Folks,
I'd like to know the general opinion on this:
https://llvm.org/bugs/show_bug.cgi?id=23529
From past experience, and my limited point of view, it seems that the
GCC community decided to change the ABI, plotted some runes, conjured up a broken implementation (whose bugs people will exploit and GCC will end up keeping them) and pushed distros to follow.
I don't know how much distros were involved in the original design. Did they request the changes? Or was that an internal change? How do you guys get to decide when to break the world?
I also don't know how will be your policy towards the bugs that people started "using". Are you going to force them moving to a more sane implementation (by issuing compiler/linker errors) or are you going to support as legacy for the decades to come?
Is there a detailed document describing all the changes, and is the GCC implementation following that to the letter, or are there still bugs in the current version?
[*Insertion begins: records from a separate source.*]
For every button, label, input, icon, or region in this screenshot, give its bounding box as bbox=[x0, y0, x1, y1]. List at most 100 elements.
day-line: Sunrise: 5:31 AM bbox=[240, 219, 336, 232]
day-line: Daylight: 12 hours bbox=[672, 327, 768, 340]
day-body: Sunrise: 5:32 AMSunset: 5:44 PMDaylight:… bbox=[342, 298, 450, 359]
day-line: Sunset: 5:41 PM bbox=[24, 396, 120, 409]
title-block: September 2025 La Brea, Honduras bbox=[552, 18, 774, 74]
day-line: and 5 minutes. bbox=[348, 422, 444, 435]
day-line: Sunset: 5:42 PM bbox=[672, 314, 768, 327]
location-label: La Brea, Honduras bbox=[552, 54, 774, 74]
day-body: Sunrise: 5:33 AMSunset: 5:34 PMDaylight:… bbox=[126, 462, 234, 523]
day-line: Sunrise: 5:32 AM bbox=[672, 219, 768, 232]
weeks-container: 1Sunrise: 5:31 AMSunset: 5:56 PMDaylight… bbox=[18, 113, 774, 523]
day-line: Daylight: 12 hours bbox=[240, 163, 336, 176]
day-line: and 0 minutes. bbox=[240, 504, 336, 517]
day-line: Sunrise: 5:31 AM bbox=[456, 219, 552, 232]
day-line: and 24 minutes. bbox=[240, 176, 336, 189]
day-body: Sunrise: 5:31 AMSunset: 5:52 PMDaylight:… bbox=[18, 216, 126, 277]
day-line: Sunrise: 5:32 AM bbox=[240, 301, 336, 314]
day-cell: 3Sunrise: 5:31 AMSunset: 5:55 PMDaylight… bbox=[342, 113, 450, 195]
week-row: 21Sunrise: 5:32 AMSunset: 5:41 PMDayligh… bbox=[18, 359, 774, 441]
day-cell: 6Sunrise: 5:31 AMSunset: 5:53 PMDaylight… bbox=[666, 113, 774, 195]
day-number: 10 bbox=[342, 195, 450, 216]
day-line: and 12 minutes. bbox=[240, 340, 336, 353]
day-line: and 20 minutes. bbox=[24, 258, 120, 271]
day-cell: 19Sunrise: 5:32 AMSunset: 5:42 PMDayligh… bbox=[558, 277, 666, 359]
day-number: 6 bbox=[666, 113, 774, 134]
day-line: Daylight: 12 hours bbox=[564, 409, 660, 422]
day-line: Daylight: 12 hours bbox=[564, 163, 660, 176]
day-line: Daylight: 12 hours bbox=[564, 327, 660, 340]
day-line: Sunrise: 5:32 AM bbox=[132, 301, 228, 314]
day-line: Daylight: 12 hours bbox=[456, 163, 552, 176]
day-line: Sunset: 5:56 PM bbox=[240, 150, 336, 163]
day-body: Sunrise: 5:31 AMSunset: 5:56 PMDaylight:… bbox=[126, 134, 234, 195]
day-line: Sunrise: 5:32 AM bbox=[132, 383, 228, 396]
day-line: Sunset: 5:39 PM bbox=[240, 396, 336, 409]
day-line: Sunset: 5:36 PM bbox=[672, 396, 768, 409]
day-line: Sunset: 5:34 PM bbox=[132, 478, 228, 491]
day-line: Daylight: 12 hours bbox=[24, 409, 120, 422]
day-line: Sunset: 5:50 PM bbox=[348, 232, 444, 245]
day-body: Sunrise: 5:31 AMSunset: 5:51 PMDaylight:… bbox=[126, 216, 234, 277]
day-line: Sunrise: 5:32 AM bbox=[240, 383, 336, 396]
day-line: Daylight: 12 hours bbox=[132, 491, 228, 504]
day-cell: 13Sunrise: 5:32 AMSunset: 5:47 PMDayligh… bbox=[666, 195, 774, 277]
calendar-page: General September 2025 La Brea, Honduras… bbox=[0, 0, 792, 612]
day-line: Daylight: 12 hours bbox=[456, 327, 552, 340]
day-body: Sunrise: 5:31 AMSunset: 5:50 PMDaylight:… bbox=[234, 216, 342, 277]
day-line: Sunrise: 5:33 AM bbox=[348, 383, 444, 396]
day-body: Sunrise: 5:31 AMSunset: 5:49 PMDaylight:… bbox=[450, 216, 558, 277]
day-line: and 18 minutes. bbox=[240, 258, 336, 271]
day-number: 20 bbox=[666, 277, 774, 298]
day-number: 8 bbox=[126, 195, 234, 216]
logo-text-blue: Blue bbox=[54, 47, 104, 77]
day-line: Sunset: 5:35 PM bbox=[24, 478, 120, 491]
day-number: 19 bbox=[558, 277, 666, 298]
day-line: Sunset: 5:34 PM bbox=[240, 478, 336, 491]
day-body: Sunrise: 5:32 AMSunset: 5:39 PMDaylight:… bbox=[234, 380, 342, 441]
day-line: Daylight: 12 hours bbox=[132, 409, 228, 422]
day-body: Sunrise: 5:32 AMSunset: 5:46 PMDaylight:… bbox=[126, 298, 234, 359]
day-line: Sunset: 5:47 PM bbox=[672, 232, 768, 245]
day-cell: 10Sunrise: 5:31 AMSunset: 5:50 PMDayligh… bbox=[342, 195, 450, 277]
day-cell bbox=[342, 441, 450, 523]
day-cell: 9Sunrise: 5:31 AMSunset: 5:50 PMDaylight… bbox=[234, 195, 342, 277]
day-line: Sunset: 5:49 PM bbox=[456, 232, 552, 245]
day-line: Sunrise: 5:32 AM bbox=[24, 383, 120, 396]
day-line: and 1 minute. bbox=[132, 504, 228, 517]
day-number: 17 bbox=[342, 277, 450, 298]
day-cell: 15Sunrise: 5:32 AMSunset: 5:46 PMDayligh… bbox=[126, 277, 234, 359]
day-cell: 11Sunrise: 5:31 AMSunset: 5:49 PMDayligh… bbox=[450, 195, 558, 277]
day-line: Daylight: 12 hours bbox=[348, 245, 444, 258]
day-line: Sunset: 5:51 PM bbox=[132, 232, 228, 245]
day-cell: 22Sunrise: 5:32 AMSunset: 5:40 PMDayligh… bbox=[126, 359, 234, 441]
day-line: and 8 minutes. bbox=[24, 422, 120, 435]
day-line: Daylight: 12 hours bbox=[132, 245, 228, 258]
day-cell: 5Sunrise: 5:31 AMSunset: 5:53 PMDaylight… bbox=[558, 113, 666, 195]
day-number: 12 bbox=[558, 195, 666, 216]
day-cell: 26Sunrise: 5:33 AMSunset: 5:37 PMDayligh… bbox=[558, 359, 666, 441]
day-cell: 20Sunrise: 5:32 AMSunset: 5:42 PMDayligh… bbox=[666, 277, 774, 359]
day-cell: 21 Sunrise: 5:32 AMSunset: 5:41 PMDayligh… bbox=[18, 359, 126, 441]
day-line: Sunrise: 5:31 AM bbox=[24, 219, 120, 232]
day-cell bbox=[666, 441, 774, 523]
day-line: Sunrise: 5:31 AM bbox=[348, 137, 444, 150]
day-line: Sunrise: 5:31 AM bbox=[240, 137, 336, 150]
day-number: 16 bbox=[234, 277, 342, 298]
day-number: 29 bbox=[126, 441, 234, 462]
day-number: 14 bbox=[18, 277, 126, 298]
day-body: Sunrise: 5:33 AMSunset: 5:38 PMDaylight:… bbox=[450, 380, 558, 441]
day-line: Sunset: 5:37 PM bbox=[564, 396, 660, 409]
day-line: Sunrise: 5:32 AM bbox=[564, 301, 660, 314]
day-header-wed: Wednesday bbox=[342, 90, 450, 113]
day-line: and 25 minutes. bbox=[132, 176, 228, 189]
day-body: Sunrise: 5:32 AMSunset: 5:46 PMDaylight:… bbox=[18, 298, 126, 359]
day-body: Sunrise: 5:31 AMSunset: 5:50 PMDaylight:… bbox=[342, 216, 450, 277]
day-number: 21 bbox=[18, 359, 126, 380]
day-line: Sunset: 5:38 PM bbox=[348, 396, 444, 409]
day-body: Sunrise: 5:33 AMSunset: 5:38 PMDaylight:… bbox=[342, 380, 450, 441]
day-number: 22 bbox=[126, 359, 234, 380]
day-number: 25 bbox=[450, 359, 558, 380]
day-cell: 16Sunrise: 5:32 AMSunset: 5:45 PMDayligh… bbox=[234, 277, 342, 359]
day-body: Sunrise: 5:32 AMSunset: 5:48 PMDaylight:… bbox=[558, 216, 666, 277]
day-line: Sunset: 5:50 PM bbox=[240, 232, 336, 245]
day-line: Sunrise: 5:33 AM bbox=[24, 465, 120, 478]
I'm not talking about an email thread, but an actual document on GCC's docs pages.
All I know is that people in the Clang community waited until GCC's implementation was stable, but somehow Debian based distros started moving as if there was something unholy about the previous ABI, and we've been getting segmentation faults on Hello World!
I don't know much about the changes myself, nor I was involved in the discussion, but this is now a major pain for release 3.8.0 and I thought it would be better if I sent an email to Linaro folks and members (which form most of the ARM GNU developers) instead of going on the main lists.
That also gives me a bit more freedom to be more candid. I wouldn't send those questions as they are to the GCC/binutils lists, or people would kill me. I don't mean any of them as an offence, they are genuine questions from someone that is not on top of that issue.